I've found a way to balance myself, which is not to expect and not to get used to it. Messages that don't have a reply are skipped, and topics that don't follow up won't be talked about. But I'll still take the initiative to message her, because I really want to care, or go out and be curious, although I promise her to nip undeserved likes in the bud. But sometimes some feelings are hard to control, and it will happen naturally. Like a person will really be desperate, become very active and cheeky, know that there will be no results, but still can't convince yourself, or want to work hard and try, this is the weakness of human nature. Just like last night, playing games until half past twelve, just fell asleep and lost sperm a lot of sheets were wet, insomnia until half past two before gradually falling asleep, woke up at five o'clock this morning intermittently got up at half past six to go to work, today is really sleepy. Sent a message to tell her that she had insomnia for a long time last night, and N replied that it was a little hot in autumn pants today, and she went to bed early last night, hehe.

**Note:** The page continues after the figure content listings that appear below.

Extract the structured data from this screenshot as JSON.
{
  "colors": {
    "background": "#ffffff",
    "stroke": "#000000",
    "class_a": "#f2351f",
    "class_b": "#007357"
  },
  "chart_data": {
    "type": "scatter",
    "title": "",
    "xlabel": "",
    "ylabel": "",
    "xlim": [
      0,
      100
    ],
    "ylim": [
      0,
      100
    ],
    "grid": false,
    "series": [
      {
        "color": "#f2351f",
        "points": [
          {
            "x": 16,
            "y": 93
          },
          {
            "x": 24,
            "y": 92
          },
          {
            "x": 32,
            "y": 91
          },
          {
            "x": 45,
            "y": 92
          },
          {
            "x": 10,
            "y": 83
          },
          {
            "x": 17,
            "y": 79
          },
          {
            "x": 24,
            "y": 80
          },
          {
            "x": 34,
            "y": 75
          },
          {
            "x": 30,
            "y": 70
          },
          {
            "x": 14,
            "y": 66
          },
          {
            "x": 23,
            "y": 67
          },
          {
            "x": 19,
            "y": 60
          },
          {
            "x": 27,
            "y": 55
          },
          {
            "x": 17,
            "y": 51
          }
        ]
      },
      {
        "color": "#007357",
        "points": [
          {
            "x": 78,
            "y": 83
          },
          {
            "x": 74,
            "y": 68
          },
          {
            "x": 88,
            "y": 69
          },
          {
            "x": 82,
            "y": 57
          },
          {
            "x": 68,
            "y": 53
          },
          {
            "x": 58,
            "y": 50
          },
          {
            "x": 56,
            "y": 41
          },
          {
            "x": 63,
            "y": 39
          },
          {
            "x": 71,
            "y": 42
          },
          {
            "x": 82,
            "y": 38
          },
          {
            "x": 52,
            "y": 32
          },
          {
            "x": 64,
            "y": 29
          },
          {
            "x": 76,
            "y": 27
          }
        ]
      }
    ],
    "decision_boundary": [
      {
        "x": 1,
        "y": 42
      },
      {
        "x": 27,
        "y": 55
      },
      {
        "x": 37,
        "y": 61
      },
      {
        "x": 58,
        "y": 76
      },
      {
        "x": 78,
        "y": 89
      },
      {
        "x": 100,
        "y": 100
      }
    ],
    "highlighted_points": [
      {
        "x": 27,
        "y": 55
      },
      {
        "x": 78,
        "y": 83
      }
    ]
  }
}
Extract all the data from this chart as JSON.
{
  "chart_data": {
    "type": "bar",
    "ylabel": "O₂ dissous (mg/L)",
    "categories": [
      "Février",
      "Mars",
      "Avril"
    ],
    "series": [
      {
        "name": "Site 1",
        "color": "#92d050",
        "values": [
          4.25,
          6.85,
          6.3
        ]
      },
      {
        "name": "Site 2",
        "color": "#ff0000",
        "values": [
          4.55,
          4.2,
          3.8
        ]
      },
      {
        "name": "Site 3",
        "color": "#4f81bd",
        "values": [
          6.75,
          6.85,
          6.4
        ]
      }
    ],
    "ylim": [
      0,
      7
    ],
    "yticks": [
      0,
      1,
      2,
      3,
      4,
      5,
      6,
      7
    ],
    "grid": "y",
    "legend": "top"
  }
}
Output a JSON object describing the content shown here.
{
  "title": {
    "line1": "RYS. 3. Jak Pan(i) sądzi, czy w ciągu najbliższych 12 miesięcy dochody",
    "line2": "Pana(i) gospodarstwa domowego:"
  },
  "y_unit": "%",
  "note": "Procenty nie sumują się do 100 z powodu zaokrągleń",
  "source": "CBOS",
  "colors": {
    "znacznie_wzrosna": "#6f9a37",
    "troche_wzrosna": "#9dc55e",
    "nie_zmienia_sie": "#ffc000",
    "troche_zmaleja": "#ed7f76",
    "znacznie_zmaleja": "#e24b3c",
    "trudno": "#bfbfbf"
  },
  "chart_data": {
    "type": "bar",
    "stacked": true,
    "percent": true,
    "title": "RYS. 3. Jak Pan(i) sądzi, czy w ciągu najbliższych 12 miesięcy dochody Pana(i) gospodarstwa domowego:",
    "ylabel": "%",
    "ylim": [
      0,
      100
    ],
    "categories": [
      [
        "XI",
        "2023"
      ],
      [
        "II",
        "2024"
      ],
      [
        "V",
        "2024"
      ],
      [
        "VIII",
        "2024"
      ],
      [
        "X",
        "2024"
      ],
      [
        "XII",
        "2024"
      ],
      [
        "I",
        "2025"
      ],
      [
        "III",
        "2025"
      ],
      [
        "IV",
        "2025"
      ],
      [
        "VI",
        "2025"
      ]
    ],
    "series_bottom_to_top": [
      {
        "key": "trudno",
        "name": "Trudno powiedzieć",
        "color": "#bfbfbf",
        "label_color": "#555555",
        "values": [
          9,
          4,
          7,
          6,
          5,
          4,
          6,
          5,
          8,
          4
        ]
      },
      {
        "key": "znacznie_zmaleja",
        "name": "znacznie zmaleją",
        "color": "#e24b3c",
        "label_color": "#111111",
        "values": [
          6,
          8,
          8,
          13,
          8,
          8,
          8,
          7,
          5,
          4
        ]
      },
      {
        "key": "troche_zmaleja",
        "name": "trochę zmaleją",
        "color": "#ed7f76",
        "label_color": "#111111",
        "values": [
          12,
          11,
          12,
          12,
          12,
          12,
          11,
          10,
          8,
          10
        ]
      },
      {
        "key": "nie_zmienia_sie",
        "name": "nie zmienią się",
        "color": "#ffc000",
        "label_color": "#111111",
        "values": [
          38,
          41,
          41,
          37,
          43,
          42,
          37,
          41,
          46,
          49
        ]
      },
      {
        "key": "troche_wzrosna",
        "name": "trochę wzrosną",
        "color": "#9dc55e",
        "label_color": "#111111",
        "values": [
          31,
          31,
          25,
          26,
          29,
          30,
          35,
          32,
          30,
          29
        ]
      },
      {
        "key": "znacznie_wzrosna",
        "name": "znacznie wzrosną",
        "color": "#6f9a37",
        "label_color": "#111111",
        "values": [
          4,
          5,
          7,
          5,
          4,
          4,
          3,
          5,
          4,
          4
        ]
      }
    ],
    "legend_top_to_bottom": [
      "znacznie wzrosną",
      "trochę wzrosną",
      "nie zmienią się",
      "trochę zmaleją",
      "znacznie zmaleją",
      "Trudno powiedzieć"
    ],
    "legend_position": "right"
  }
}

I know the reason for my insomnia is the same as waking up early, I didn't adjust my emotions, I was always suffering from inexplicable anxiety about gains and losses, but at this moment, the early bedtime diary is coming to an end, my heart is very calm, writing has become a good medicine for my insomnia and late sleep, I will try to maintain the habit of writing every day in the future, adjust my state, get used to all the habits, and sleep well! That's all for today, it should be the longest I've written in recent times, go to bed when I'm done, good night!